Algunas de las medidas tomadas por las autoridades trataban de mejorar estas condiciones, como es el caso del acuerdo firmado por el Jefe Político del Primer Cantón el 5 de agosto de 1833, que disponía el entierro de los muertos diez horas después de haber fallecido; la suspensión de labores en tenerías, almidonerías y jabonerías, por considerarlas contaminantes, y la prohibición absoluta de la venta de vinos y licores.
También se ordenó que las calles y el interior de las casas estuvieran barridos y regados a las ocho de la mañana, que no se hicieran riegos con aguas sucias, que no hubiera reuniones numerosas y que “las casas de billar, lotería y sociedad se cierren precisamente a las oraciones de la noche”.
Panorama desolador
Sobre el ambiente que vivía Jalisco en aquellos días habla el 3 de octubre de 1834, un año después de la catástrofe, el gobernador José Antonio Romero, en un informe rendido al gobierno de Antonio López de Santa Anna.
En este documento, que aparece en la colección “Jalisco, Testimonio de sus Gobernantes”, el gobernador Romero reconoce un déficit anual de 12,857 pesos en el presupuesto estatal (muy alto para aquellas fechas), “esto sin mencionar gastos extraordinarios que por desgracia son frecuentes y no pueden cubrirse de otro modo que con el recurso odiosísimo de préstamos forzosos que tanto se han usado en este Estado; se hallan casi todos insolutos y han sido en mucha parte causa de la exasperación general”.

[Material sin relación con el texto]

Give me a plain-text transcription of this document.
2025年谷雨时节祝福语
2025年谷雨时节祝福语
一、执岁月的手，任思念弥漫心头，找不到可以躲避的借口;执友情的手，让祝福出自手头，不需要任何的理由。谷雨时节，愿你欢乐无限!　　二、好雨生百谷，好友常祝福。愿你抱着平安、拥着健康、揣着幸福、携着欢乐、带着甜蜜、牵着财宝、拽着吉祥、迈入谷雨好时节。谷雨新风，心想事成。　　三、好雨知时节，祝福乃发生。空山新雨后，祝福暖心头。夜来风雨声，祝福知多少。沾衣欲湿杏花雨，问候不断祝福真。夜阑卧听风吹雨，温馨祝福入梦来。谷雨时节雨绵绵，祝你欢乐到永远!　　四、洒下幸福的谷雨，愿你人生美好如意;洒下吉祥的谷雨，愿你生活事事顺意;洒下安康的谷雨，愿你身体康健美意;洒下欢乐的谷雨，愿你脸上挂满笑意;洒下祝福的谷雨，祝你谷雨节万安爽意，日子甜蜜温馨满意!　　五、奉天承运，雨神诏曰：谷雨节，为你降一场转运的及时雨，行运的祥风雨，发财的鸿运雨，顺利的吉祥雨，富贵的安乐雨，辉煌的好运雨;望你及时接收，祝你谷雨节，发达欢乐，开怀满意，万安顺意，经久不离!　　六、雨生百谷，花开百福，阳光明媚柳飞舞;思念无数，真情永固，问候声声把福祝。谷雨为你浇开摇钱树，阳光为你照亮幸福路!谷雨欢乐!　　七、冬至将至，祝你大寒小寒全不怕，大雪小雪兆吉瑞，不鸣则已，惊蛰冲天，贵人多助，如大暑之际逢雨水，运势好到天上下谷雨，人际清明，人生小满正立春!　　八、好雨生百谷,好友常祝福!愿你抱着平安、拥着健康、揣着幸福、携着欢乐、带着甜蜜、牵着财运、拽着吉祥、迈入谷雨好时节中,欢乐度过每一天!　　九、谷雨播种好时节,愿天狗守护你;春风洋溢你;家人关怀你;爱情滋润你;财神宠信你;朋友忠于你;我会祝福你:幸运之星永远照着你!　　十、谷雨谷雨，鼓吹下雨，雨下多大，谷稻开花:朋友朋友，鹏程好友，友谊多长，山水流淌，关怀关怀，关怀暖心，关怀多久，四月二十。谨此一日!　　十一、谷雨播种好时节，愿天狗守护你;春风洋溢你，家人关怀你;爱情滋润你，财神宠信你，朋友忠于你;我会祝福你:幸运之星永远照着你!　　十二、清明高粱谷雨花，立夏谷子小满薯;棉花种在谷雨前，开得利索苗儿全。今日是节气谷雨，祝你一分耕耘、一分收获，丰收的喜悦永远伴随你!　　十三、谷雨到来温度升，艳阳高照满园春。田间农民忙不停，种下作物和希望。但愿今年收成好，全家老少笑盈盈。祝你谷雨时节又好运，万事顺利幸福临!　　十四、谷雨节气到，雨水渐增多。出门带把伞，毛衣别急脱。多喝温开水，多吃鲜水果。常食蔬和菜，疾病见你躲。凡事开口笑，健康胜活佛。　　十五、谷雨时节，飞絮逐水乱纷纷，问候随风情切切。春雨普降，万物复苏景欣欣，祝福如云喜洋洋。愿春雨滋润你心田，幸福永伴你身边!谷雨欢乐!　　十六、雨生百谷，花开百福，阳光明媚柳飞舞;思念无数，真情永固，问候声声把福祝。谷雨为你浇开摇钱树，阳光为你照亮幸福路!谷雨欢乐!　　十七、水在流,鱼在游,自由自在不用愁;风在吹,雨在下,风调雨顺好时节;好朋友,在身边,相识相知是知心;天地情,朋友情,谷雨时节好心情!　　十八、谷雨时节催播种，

Acepta igualmente que “no se han formado censos de población en los últimos años”, pero que “en base a los de 1822 habría en Jalisco 722,885 habitantes, sin otra rebaja considerable que la ocasionada por las pestes de viruelas en el año de 30 y Cólera Morbus en el próximo pasado. De esta última hay constancia que cercenó la población en el número de 20,000 almas, y de la otra se puede asegurar sin temor a equivocarse, que no lo fue inferior, aunque menos notable por haberse explicado solamente entre los niños”.
Admite también que “ninguna mejora se ha hecho en el Estado desde su fundación, pese a lo mucho que se ha hablado de proyectos tales como caminos, calzadas, canales, puentes, etcétera”.
El gobernador se queja asimismo de la pésima administración de justicia, “que es el primer resorte de la felicidad del pueblo (y que) es justamente lo que se haya en peor estado”.
Sobre el comercio de frutos dice que “es miserable, pues los frutos preciosos que podrían sufrir el recargo de fletes y destinarse a la exportación, apenas bastan para el surtido del Estado, como el azúcar, el añil y un poco de grana”.
Finalmente, en la educación, más de 40 por ciento de los pueblos no tienen escuela en los cantones, respecto de los que la disfrutan “y en un pie muy poco ventajoso”, concluye el gobernador José Antonio Romero.
No podía ser otra la visión de un gobernante ante tanta desgracia.